Christopher MarkowskiArticle, Financial PlanningLeave a Comment

The most powerful committee in the House of Representatives is Ways and Means. Members of
the caucus wield the most powerful instrument in the United States, the tax code. This past month Chairman Charles Rangel outlined what is being dubbed in many outlets as the “Mother of
All Tax Hikes.” This is the largest individual income tax increase in history.

Read them and weep…

The bill will add a 4% surtax on individual Americans earning more than $150,000 a year, $200,000 for couples. This is in addition to the expiration of 2001 and 2003 tax cuts. So under
the Democrat plan over the next several years, the individual income top tax rate will rise from 35% to 44%. By way of comparison: There are 29 countries in the organization for Economic
Cooperation and Development, which for all intents and purposes are the worlds most developed nations. The average top marginal rate for those countries is 35.7%. Only five OECD countries
would have higher top marginal tax rates, if the current Democratic plan is passed.

Most small businesses, (which just so happens to be the greatest originator of jobs in our country) are set up as either S corporations or limited liability companies. This in turn means all their
profits pass through directly to their owners. They will be grossly affected by a rate increase of this magnitude.

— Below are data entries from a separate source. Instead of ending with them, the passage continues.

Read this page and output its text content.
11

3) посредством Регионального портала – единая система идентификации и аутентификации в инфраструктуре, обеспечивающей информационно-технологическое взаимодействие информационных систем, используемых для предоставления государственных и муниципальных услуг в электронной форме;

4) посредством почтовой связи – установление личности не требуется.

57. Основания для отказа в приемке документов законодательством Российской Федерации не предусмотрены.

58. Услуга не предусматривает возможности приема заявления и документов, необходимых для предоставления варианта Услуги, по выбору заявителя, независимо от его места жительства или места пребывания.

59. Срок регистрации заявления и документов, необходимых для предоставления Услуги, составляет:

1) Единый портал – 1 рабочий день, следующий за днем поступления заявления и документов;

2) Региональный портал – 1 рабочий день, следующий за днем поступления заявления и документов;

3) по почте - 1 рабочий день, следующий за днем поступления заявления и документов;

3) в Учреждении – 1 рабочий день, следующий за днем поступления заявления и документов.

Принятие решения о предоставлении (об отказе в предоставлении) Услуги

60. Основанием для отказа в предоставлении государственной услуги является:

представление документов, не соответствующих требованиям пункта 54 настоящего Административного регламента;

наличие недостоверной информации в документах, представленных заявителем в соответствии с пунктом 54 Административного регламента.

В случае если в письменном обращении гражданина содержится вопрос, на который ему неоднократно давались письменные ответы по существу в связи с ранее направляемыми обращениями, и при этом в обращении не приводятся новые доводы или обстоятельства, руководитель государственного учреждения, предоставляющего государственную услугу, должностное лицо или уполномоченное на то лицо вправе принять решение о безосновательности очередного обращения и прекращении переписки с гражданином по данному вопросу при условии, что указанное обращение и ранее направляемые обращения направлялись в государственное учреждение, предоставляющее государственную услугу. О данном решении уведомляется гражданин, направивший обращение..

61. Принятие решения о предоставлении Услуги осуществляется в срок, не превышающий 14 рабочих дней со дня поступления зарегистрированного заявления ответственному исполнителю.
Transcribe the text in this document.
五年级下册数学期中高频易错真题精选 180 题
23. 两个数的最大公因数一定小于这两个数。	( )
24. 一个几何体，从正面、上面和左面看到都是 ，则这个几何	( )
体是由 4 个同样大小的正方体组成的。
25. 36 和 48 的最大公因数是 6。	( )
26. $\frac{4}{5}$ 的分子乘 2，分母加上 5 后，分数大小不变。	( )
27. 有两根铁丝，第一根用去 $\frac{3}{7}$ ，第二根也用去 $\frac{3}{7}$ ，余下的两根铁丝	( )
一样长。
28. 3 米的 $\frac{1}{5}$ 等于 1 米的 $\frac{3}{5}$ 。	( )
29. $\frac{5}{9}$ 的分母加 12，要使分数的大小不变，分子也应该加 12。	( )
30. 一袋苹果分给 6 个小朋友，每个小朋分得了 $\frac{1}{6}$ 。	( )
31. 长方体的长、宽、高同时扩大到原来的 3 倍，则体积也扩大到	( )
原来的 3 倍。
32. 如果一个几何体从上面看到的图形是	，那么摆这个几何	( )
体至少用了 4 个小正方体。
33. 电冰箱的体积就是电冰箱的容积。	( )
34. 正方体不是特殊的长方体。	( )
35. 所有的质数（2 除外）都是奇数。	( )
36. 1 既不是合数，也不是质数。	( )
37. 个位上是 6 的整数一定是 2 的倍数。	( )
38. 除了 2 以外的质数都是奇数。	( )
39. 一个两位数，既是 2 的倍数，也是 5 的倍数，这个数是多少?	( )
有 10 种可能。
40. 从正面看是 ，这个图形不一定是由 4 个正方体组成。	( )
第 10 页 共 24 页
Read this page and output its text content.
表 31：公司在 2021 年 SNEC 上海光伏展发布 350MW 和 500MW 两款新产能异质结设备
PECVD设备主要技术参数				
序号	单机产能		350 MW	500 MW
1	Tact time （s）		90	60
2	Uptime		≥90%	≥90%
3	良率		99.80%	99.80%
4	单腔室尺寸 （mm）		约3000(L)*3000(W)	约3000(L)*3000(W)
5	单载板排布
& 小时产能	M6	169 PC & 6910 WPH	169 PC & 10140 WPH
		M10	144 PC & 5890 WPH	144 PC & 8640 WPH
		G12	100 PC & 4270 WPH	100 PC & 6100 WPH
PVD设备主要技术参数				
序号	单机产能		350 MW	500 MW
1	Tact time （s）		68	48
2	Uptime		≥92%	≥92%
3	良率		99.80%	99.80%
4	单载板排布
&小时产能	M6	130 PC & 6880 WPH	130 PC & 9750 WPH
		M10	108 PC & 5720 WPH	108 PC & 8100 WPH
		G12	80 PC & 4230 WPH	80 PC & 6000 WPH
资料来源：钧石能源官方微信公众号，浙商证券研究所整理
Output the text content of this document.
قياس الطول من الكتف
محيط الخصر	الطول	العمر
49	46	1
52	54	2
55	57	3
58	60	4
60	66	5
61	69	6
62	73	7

This tax as well is on adjusted gross income, not taxable income. This means that the bill will chop the value of various tax deductions such as mortgage interest, charitable giving, medical
expenses, state and local taxes, and the standard deduction. Also, consider the penalty for being married; the surtax kicks in for individuals at $150,000 and $200,000 for couples.
The Democrats are selling this tax as an AMT fix. Their “PAYGO” system requires tax increases for any tax cuts. The AMT was never designed to affect the middle-class. However, since it was
never indexed, it does. The AMT “mistake” is being replaced by another at a cot to taxpayers of $3.5 trillion. There has been a lot of talk about recession lately in the financial press of late. If you
want a surefire to get to destination recession, tax increases are a first class express ticket.